Tnguc さんの感想・評価
4.5
物語 : 4.5
作画 : 4.5
声優 : 4.5
音楽 : 4.5
キャラ : 4.5
状態:観終わった
【お気に入り】 人から愛されるには、まず・・・
~
簡略にまとめると、この作品は大きく分けて2つの物語に分類される。前半は、主人公・ペリーヌが、ギリシャからフランス(パリ)までの道中をひたすら旅する物語であり、後半はフランスのマロクール村にてお爺さん(ビルフラン)と出会うまでの生活が描かれる。原作は主に後半にあたる部分であり、前半はほぼオリジナルストーリーだ。
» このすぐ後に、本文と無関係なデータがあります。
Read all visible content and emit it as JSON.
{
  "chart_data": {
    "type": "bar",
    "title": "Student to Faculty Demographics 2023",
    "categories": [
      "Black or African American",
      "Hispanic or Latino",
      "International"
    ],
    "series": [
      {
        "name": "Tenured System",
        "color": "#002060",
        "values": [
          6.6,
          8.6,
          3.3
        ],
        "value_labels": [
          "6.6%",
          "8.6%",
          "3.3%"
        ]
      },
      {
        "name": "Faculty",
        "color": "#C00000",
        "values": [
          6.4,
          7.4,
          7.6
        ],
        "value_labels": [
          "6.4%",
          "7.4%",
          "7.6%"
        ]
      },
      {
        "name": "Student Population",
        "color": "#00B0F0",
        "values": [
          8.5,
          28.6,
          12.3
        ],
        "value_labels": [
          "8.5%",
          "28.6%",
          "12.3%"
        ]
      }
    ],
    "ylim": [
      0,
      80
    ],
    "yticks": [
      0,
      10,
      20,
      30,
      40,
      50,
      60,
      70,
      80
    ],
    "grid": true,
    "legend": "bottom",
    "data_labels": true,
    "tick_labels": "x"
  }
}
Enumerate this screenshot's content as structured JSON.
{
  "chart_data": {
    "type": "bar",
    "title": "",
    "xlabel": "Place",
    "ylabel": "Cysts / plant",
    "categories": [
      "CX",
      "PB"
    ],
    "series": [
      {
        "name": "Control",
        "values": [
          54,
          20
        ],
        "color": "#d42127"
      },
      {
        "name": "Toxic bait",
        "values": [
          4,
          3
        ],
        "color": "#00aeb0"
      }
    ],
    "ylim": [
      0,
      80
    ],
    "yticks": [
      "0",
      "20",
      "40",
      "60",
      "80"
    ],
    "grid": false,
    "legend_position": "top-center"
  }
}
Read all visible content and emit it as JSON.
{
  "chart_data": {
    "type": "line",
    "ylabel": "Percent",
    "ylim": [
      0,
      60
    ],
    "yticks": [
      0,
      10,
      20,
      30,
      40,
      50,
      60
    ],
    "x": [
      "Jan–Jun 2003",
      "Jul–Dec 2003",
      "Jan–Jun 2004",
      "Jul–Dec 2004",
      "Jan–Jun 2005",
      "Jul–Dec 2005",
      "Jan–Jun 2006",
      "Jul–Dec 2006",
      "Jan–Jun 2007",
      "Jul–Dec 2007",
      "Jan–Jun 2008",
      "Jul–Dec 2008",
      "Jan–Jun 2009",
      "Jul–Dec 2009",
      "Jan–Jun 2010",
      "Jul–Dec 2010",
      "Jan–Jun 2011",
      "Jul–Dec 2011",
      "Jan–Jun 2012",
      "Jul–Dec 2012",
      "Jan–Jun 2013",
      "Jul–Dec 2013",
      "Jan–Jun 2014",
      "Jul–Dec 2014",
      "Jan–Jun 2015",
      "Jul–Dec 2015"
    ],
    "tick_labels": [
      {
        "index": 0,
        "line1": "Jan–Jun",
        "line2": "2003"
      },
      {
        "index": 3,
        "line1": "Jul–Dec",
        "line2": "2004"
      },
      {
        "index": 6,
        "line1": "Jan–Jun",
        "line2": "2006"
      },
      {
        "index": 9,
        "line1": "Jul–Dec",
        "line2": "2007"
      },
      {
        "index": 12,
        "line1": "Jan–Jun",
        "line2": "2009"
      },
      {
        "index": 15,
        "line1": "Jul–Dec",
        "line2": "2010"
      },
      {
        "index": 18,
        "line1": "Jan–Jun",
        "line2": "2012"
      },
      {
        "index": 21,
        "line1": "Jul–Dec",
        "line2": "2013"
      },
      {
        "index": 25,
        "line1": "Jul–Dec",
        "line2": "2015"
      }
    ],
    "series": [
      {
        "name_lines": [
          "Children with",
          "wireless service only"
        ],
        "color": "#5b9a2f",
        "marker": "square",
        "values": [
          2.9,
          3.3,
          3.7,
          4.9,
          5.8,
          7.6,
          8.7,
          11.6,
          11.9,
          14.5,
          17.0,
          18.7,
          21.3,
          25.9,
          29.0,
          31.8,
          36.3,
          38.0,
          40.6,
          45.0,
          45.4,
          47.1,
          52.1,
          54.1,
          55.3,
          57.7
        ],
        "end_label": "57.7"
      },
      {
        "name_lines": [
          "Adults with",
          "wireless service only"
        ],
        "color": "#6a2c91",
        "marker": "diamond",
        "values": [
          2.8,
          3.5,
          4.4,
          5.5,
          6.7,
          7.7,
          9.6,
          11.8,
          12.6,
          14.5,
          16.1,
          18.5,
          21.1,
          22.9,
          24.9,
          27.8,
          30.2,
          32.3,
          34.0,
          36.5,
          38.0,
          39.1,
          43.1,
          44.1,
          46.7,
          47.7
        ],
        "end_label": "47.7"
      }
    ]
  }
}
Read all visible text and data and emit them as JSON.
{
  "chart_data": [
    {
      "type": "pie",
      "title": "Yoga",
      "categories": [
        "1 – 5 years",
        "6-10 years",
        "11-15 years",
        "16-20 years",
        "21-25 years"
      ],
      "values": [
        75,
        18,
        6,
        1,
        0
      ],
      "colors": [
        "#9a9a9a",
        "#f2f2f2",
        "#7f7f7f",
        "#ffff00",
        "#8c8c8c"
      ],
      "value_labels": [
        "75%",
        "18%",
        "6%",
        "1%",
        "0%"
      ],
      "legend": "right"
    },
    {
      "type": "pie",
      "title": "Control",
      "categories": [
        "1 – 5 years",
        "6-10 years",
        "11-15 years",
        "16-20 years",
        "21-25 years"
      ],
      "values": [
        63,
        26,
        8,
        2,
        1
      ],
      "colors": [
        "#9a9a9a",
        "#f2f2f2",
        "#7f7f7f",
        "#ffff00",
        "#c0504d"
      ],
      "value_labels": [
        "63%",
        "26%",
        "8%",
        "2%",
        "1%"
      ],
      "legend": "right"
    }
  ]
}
まず、前半の旅路であるが、個人的にあまり面白いとは言えない。放牧的と言えばそうなるが、各話の内容はほぼ同じような展開の繰り返しで、使い捨てのゲストキャラこそは登場するもののあまり物語のスパイスにはなっていないように思える。フランスに近づいている事実はナレーションのみで片付けられるため物語の起伏が感じられず少々退屈。そしてなによりキャラクターデザインが可愛くない。表情も硬く血の気を感じさせないため機械人形のような印象を与える上、主人公役の鶴ひろみはデビュー作ということもあって、かなりの棒読みであり、ペリーヌのイメージをより悪化させてしまった。途中から登場する少年・マルセルはそれ以上に酷い。ペット犬のバロンに至っては存在自体が不快…。
しかし、後半のマロクールでの物語はとても素晴らしかった。これは原作の地のパワーだと思う。ペリーヌの生命力が前半の旅路で得た経験や成長に基づいて活躍する展開が心地よく描かれていて、その清々しさは昨今の異世界転生モノの主人公を彷彿させるほどであるが、前半の長い旅路の描写のおかげでペリーヌの言動には説得力と裏打ちがある。おかげで前半の物語も救われたような気がした。次第に鶴ひろみの演技にも熱が入り、作画も可愛くなっていくのが分かる。ロザリー家の人たちはとても優しく、ペリーヌは思いやりのある少女へと変貌を遂げていき、全体を通して評価するととても温かみのある作品であることに気づく。
「フランダースの犬」や「母を訪ねて三千里」などの初期の名劇作品と比べると決して認知度は高くないが、この作品に込められた素朴な幸せの形は今でも色褪せない魅力で詰まっている。パリまでの道中は少々味気のないものだったが、ペリーヌがマロクール村で本懐を遂げた瞬間と立ち会えたとき、私のささくれた心をじんわりと潤してくれた。